Maersk Surprises with Improved Outlook Despite Volatile Environmenment

Maersk, the largest publicly-traded shipping and logistics company and long considered a bellwether for the global economy, surprised with a stronger-than-expected second quarter financial report and outlook. The company believes shippers have been able to adjust, or are still waiting, in the face of a “volatile external environment” created by the uncertainties and tariff threats, leading the company to raise its forecast for 2025.
“We have had a strong first half of the year, driven by consistent follow-through on our operational improvement plans and the successful launch of the Gemini Cooperation,” said Vincent Clerc, CEO of Maersk. “Even with market volatility and historical uncertainty in global trade, demand remained resilient, and we’ve continued to respond with speed and flexibility.”

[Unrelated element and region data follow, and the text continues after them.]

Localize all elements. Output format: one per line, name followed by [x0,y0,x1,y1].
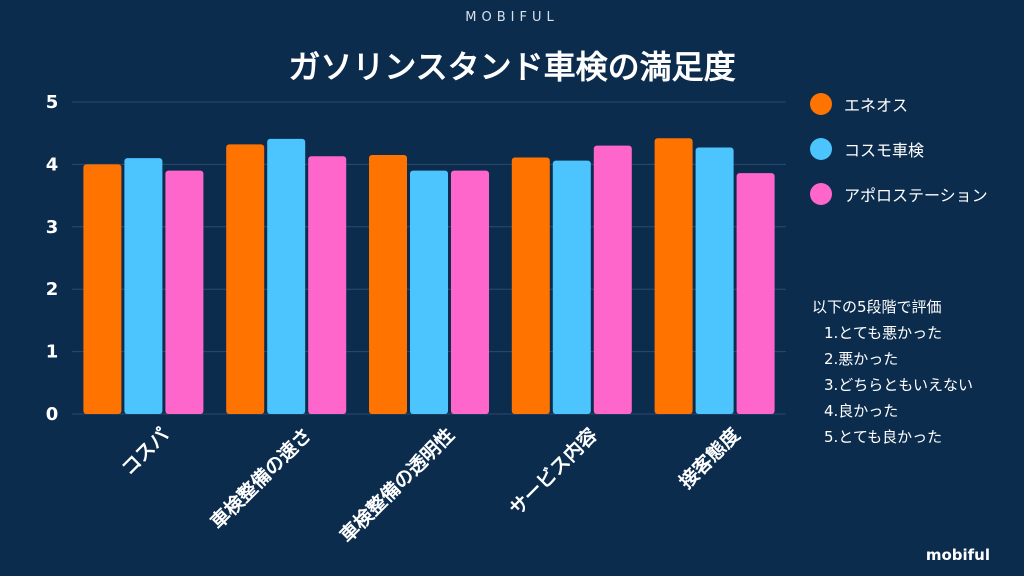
note-item: 2.悪かった [824,350,899,368]
rating-scale-note: 以下の5段階で評価 1.とても悪かった 2.悪かった 3.どちらともいえない 4… [812,294,973,450]
x-category-label: 車検整備の速さ [206,423,316,533]
bar [695,147,734,414]
y-tick-label: 3 [46,217,59,238]
chart-title: ガソリンスタンド車検の満足度 [288,48,736,86]
bar [451,170,489,414]
bar [410,170,448,414]
legend-label: エネオス [844,96,909,115]
legend-item-cosmo: コスモ車検 [810,135,988,163]
y-tick-label: 4 [46,154,59,175]
note-item: 3.どちらともいえない [824,376,974,394]
x-category-label: コスパ [117,424,173,480]
legend-swatch-icon [810,183,832,205]
x-category-label: 接客態度 [675,423,746,494]
note-item: 5.とても良かった [824,428,943,446]
note-heading: 以下の5段階で評価 [812,298,942,316]
y-tick-label: 2 [46,279,59,300]
bar [124,158,163,414]
bar [736,173,775,414]
x-category-label: サービス内容 [505,423,602,520]
bar [511,157,550,414]
brand-footer: mobiful [925,546,990,564]
bar [83,164,122,414]
legend-item-eneos: エネオス [810,90,988,118]
y-tick-label: 0 [46,404,59,425]
bar [267,138,306,415]
legend-swatch-icon [810,138,832,160]
bar [654,138,693,414]
note-item: 1.とても悪かった [824,324,943,342]
bar-chart: 0 1 2 3 4 5 コスパ 車検整備の速さ 車検整備の透明性 サービス内容 接客態度 [46,92,786,547]
y-tick-label: 5 [46,92,59,113]
bar [369,155,407,415]
legend: エネオス コスモ車検 アポロステーション [810,90,988,225]
x-category-label: 車検整備の透明性 [335,423,459,547]
bar [226,144,265,414]
bar [593,145,632,414]
bar [308,156,347,414]
legend-label: アポロステーション [844,186,988,205]
note-item: 4.良かった [824,402,899,420]
bar [552,160,591,414]
brand-header: MOBIFUL [465,10,559,25]
legend-label: コスモ車検 [844,141,925,160]
bar [165,170,204,414]
y-tick-label: 1 [46,342,59,363]
legend-item-apollo: アポロステーション [810,180,988,208]
legend-swatch-icon [810,93,832,115]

Maersk reported a better-than-expected 4.2 percent year-over-year increase in volume, which it said was driven mostly by exports out of Asia. The U.S. tariffs have created “significant volatility,” the company said, but it reported that the decline in U.S. imports was more than offset by growth in other regions. This strength, it said, also factored into rates which were “picking up in the quarter, while still being under pressure both sequentially and compared to the previous year.”

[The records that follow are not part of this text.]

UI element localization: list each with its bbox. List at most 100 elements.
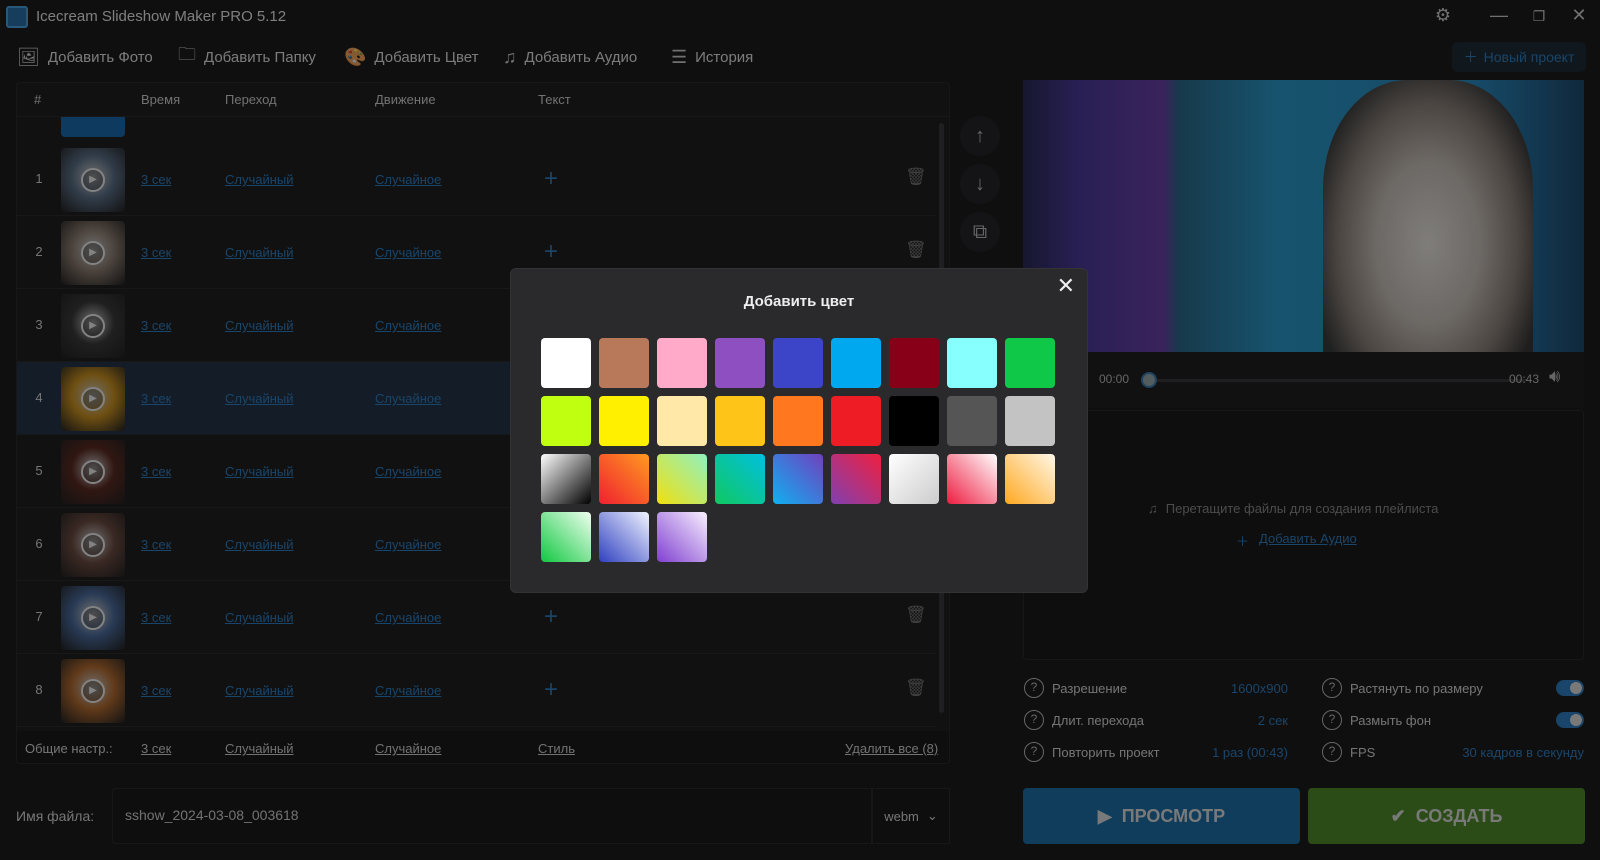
repeat-value[interactable]: 1 раз (00:43) bbox=[1212, 745, 1288, 760]
motion-link[interactable]: Случайное bbox=[375, 318, 442, 333]
trash-icon[interactable]: 🗑︎ bbox=[905, 167, 927, 186]
playlist-dropzone[interactable]: ♫ Перетащите файлы для создания плейлиста… bbox=[1023, 410, 1584, 660]
style-link[interactable]: Стиль bbox=[538, 741, 575, 756]
settings-gear-icon[interactable]: ⚙ bbox=[1434, 5, 1452, 25]
help-icon[interactable]: ? bbox=[1024, 710, 1044, 730]
move-up-button[interactable]: ↑ bbox=[960, 116, 1000, 156]
delete-all-link[interactable]: Удалить все (8) bbox=[845, 741, 939, 756]
play-icon[interactable]: ▶ bbox=[81, 241, 105, 265]
color-swatch[interactable] bbox=[889, 454, 939, 504]
transition-duration-value[interactable]: 2 сек bbox=[1257, 713, 1288, 728]
color-swatch[interactable] bbox=[773, 396, 823, 446]
transition-link[interactable]: Случайный bbox=[225, 172, 294, 187]
transition-link[interactable]: Случайный bbox=[225, 391, 294, 406]
motion-link[interactable]: Случайное bbox=[375, 245, 442, 260]
color-swatch[interactable] bbox=[889, 396, 939, 446]
resolution-value[interactable]: 1600x900 bbox=[1230, 681, 1288, 696]
help-icon[interactable]: ? bbox=[1322, 710, 1342, 730]
history-button[interactable]: ☰ История bbox=[671, 46, 753, 68]
add-color-button[interactable]: 🎨 Добавить Цвет bbox=[344, 46, 479, 68]
table-row[interactable]: 1 ▶ 3 сек Случайный Случайное + 🗑︎ bbox=[17, 143, 935, 216]
general-transition-link[interactable]: Случайный bbox=[225, 741, 294, 756]
new-project-button[interactable]: ＋ Новый проект bbox=[1452, 42, 1586, 72]
color-swatch[interactable] bbox=[657, 338, 707, 388]
color-swatch[interactable] bbox=[773, 454, 823, 504]
slide-thumbnail[interactable]: ▶ bbox=[61, 659, 125, 723]
trash-icon[interactable]: 🗑︎ bbox=[905, 240, 927, 259]
add-text-icon[interactable]: + bbox=[544, 676, 559, 703]
help-icon[interactable]: ? bbox=[1024, 742, 1044, 762]
filename-input[interactable]: sshow_2024-03-08_003618 bbox=[112, 788, 872, 844]
volume-icon[interactable]: 🔊︎ bbox=[1549, 366, 1561, 386]
slide-thumbnail[interactable]: ▶ bbox=[61, 221, 125, 285]
play-icon[interactable]: ▶ bbox=[81, 679, 105, 703]
add-folder-button[interactable]: 🗀 Добавить Папку bbox=[178, 44, 316, 68]
play-icon[interactable]: ▶ bbox=[81, 387, 105, 411]
color-swatch[interactable] bbox=[947, 338, 997, 388]
color-swatch[interactable] bbox=[831, 396, 881, 446]
color-swatch[interactable] bbox=[831, 454, 881, 504]
play-icon[interactable]: ▶ bbox=[81, 460, 105, 484]
color-swatch[interactable] bbox=[599, 396, 649, 446]
minimize-button[interactable]: — bbox=[1490, 5, 1508, 25]
time-link[interactable]: 3 сек bbox=[141, 391, 172, 406]
color-swatch[interactable] bbox=[541, 338, 591, 388]
help-icon[interactable]: ? bbox=[1024, 678, 1044, 698]
color-swatch[interactable] bbox=[1005, 338, 1055, 388]
slide-thumbnail[interactable]: ▶ bbox=[61, 586, 125, 650]
color-swatch[interactable] bbox=[599, 512, 649, 562]
time-link[interactable]: 3 сек bbox=[141, 610, 172, 625]
color-swatch[interactable] bbox=[831, 338, 881, 388]
add-text-icon[interactable]: + bbox=[544, 165, 559, 192]
color-swatch[interactable] bbox=[889, 338, 939, 388]
close-window-button[interactable]: ✕ bbox=[1571, 5, 1587, 25]
playlist-add-audio-link[interactable]: Добавить Аудио bbox=[1259, 531, 1357, 546]
slide-thumbnail[interactable]: ▶ bbox=[61, 367, 125, 431]
color-swatch[interactable] bbox=[657, 454, 707, 504]
transition-link[interactable]: Случайный bbox=[225, 683, 294, 698]
format-select[interactable]: webm ⌄ bbox=[872, 788, 950, 844]
color-swatch[interactable] bbox=[715, 396, 765, 446]
general-time-link[interactable]: 3 сек bbox=[141, 741, 172, 756]
add-text-icon[interactable]: + bbox=[544, 603, 559, 630]
slide-thumbnail[interactable]: ▶ bbox=[61, 513, 125, 577]
motion-link[interactable]: Случайное bbox=[375, 537, 442, 552]
transition-link[interactable]: Случайный bbox=[225, 318, 294, 333]
table-row[interactable]: 7 ▶ 3 сек Случайный Случайное + 🗑︎ bbox=[17, 581, 935, 654]
color-swatch[interactable] bbox=[1005, 454, 1055, 504]
help-icon[interactable]: ? bbox=[1322, 678, 1342, 698]
color-swatch[interactable] bbox=[599, 338, 649, 388]
motion-link[interactable]: Случайное bbox=[375, 610, 442, 625]
color-swatch[interactable] bbox=[541, 512, 591, 562]
add-text-icon[interactable]: + bbox=[544, 238, 559, 265]
add-audio-button[interactable]: ♫ Добавить Аудио bbox=[503, 46, 637, 68]
table-row[interactable]: 2 ▶ 3 сек Случайный Случайное + 🗑︎ bbox=[17, 216, 935, 289]
blur-toggle[interactable] bbox=[1556, 712, 1584, 728]
restore-button[interactable]: ❐ bbox=[1532, 8, 1546, 24]
transition-link[interactable]: Случайный bbox=[225, 464, 294, 479]
color-swatch[interactable] bbox=[1005, 396, 1055, 446]
seek-knob[interactable] bbox=[1141, 372, 1157, 388]
color-swatch[interactable] bbox=[947, 454, 997, 504]
color-swatch[interactable] bbox=[541, 396, 591, 446]
color-swatch[interactable] bbox=[657, 512, 707, 562]
slide-thumbnail[interactable]: ▶ bbox=[61, 440, 125, 504]
trash-icon[interactable]: 🗑︎ bbox=[905, 605, 927, 624]
motion-link[interactable]: Случайное bbox=[375, 464, 442, 479]
play-icon[interactable]: ▶ bbox=[81, 314, 105, 338]
color-swatch[interactable] bbox=[599, 454, 649, 504]
transition-link[interactable]: Случайный bbox=[225, 610, 294, 625]
close-icon[interactable]: ✕ bbox=[1056, 273, 1075, 298]
trash-icon[interactable]: 🗑︎ bbox=[905, 678, 927, 697]
motion-link[interactable]: Случайное bbox=[375, 683, 442, 698]
time-link[interactable]: 3 сек bbox=[141, 537, 172, 552]
color-swatch[interactable] bbox=[715, 454, 765, 504]
transition-link[interactable]: Случайный bbox=[225, 537, 294, 552]
play-icon[interactable]: ▶ bbox=[81, 533, 105, 557]
motion-link[interactable]: Случайное bbox=[375, 172, 442, 187]
time-link[interactable]: 3 сек bbox=[141, 245, 172, 260]
play-icon[interactable]: ▶ bbox=[81, 168, 105, 192]
color-swatch[interactable] bbox=[541, 454, 591, 504]
slide-thumbnail[interactable]: ▶ bbox=[61, 294, 125, 358]
duplicate-button[interactable]: ⧉ bbox=[960, 212, 1000, 252]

The company cited a strong quarter in its terminal operations, APM Terminals reporting record-high volume and revenues for the operation. Logistics and Services, Clerc said, is focused on operational efficiency and delivering sustainable profitability. As a result, the company reported an overall 2.8 percent growth in revenues ($13.1 billion with $8.5 billion from its Ocean segment), and while earnings (EBIT) were down sequentially, the company reported a strong $845 million profit, “despite significant geopolitical uncertainty and continued rate pressure.”
One contributor that Clerc singled out was the launch of the new Gemini Cooperation with Hapag-Lloyd, which completed its phase-in during June. He pointed to schedule reliability above the 90 percent target in the first few months of operation and credited it with adding volumes to the company’s terminal operations.

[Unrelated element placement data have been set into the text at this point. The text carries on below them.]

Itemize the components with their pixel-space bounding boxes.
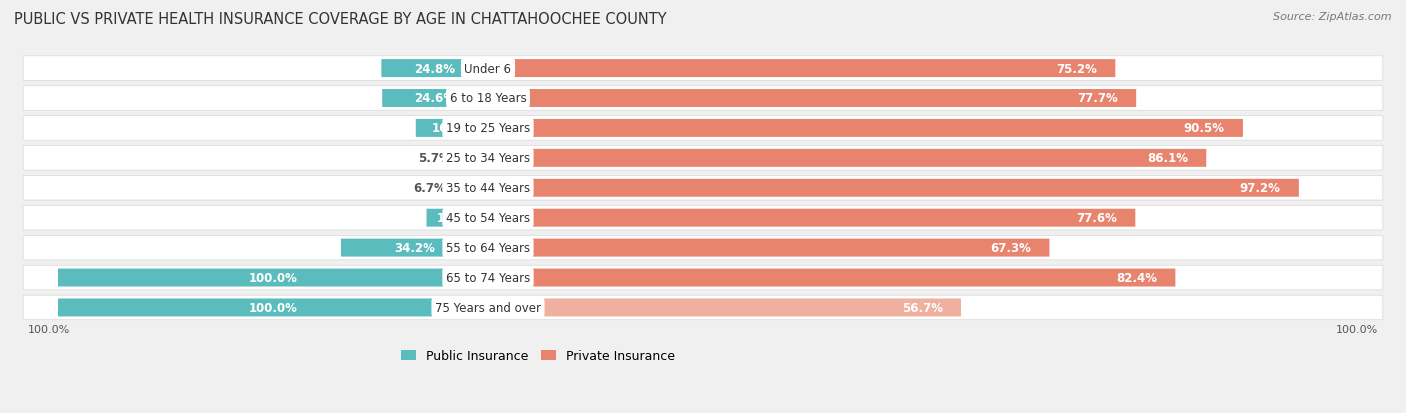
FancyBboxPatch shape bbox=[488, 60, 1115, 78]
Text: 6.7%: 6.7% bbox=[413, 182, 446, 195]
FancyBboxPatch shape bbox=[22, 57, 1384, 81]
FancyBboxPatch shape bbox=[22, 206, 1384, 230]
Text: 24.6%: 24.6% bbox=[415, 92, 456, 105]
Text: 77.7%: 77.7% bbox=[1077, 92, 1118, 105]
Text: 19 to 25 Years: 19 to 25 Years bbox=[446, 122, 530, 135]
Text: 75.2%: 75.2% bbox=[1056, 62, 1097, 76]
FancyBboxPatch shape bbox=[488, 120, 1243, 138]
FancyBboxPatch shape bbox=[22, 176, 1384, 201]
Text: 82.4%: 82.4% bbox=[1116, 271, 1157, 284]
Text: 25 to 34 Years: 25 to 34 Years bbox=[446, 152, 530, 165]
FancyBboxPatch shape bbox=[488, 209, 1135, 227]
FancyBboxPatch shape bbox=[22, 146, 1384, 171]
FancyBboxPatch shape bbox=[340, 239, 488, 257]
FancyBboxPatch shape bbox=[22, 266, 1384, 290]
FancyBboxPatch shape bbox=[488, 90, 1136, 108]
FancyBboxPatch shape bbox=[488, 269, 1175, 287]
FancyBboxPatch shape bbox=[488, 150, 1206, 167]
Text: 75 Years and over: 75 Years and over bbox=[434, 301, 541, 314]
Text: 34.2%: 34.2% bbox=[394, 242, 434, 254]
Text: 86.1%: 86.1% bbox=[1147, 152, 1188, 165]
FancyBboxPatch shape bbox=[58, 269, 488, 287]
FancyBboxPatch shape bbox=[464, 150, 488, 167]
Text: 100.0%: 100.0% bbox=[249, 271, 298, 284]
FancyBboxPatch shape bbox=[22, 236, 1384, 260]
FancyBboxPatch shape bbox=[460, 179, 488, 197]
Text: 67.3%: 67.3% bbox=[990, 242, 1031, 254]
Text: 77.6%: 77.6% bbox=[1076, 212, 1118, 225]
Text: 55 to 64 Years: 55 to 64 Years bbox=[446, 242, 530, 254]
Text: 6 to 18 Years: 6 to 18 Years bbox=[450, 92, 526, 105]
Text: 65 to 74 Years: 65 to 74 Years bbox=[446, 271, 530, 284]
Text: Source: ZipAtlas.com: Source: ZipAtlas.com bbox=[1274, 12, 1392, 22]
Text: 56.7%: 56.7% bbox=[901, 301, 943, 314]
Text: 14.3%: 14.3% bbox=[437, 212, 478, 225]
FancyBboxPatch shape bbox=[58, 299, 488, 317]
Text: 16.8%: 16.8% bbox=[432, 122, 472, 135]
FancyBboxPatch shape bbox=[488, 299, 960, 317]
Text: 100.0%: 100.0% bbox=[1336, 324, 1378, 334]
FancyBboxPatch shape bbox=[426, 209, 488, 227]
Text: 97.2%: 97.2% bbox=[1240, 182, 1281, 195]
FancyBboxPatch shape bbox=[22, 116, 1384, 141]
FancyBboxPatch shape bbox=[488, 179, 1299, 197]
Text: 5.7%: 5.7% bbox=[418, 152, 450, 165]
Legend: Public Insurance, Private Insurance: Public Insurance, Private Insurance bbox=[396, 344, 681, 367]
Text: Under 6: Under 6 bbox=[464, 62, 512, 76]
Text: 100.0%: 100.0% bbox=[28, 324, 70, 334]
FancyBboxPatch shape bbox=[382, 90, 488, 108]
Text: 100.0%: 100.0% bbox=[249, 301, 298, 314]
FancyBboxPatch shape bbox=[22, 295, 1384, 320]
FancyBboxPatch shape bbox=[22, 86, 1384, 111]
FancyBboxPatch shape bbox=[381, 60, 488, 78]
Text: 90.5%: 90.5% bbox=[1184, 122, 1225, 135]
FancyBboxPatch shape bbox=[488, 239, 1049, 257]
Text: 45 to 54 Years: 45 to 54 Years bbox=[446, 212, 530, 225]
Text: PUBLIC VS PRIVATE HEALTH INSURANCE COVERAGE BY AGE IN CHATTAHOOCHEE COUNTY: PUBLIC VS PRIVATE HEALTH INSURANCE COVER… bbox=[14, 12, 666, 27]
FancyBboxPatch shape bbox=[416, 120, 488, 138]
Text: 35 to 44 Years: 35 to 44 Years bbox=[446, 182, 530, 195]
Text: 24.8%: 24.8% bbox=[415, 62, 456, 76]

“Our new East-West network is raising the bar on reliability and setting new industry standards,” said Clerc. “It has been a key driver of increased volumes and solid delivery of our Ocean business.”
Maersk had previously forecast a difficult year for the industry with declines in global volumes. It warned that the disruption in the Red Sea is still expected to last for the full year, but also raised its forecast for global container market volume growth of between 2 and 4 percent after previously saying the segment’s volume could be down by as much as 1 percent.
“Given the more resilient market demand outside of North America, Maersk raised its full-year 2025 financial guidance,” the company reported. While still expecting a challenging second half of the year, the company is now forecasting profits (EBIT) of between $2 and $3.5 billion, up from a forecast that set the low end of 2025 at breakeven.
While most major stock market indexes were down today, the first day that Donald Trump’s reciprocal tariffs started for many countries, the price of Maersk’s shares finished the day up more than 5 percent. The strong report also raised hopes for the shipping sector's ability to navigate through the uncertainties after Vincent Clerc told investors he believes container shipping is “immune” to trade tariffs in the short term.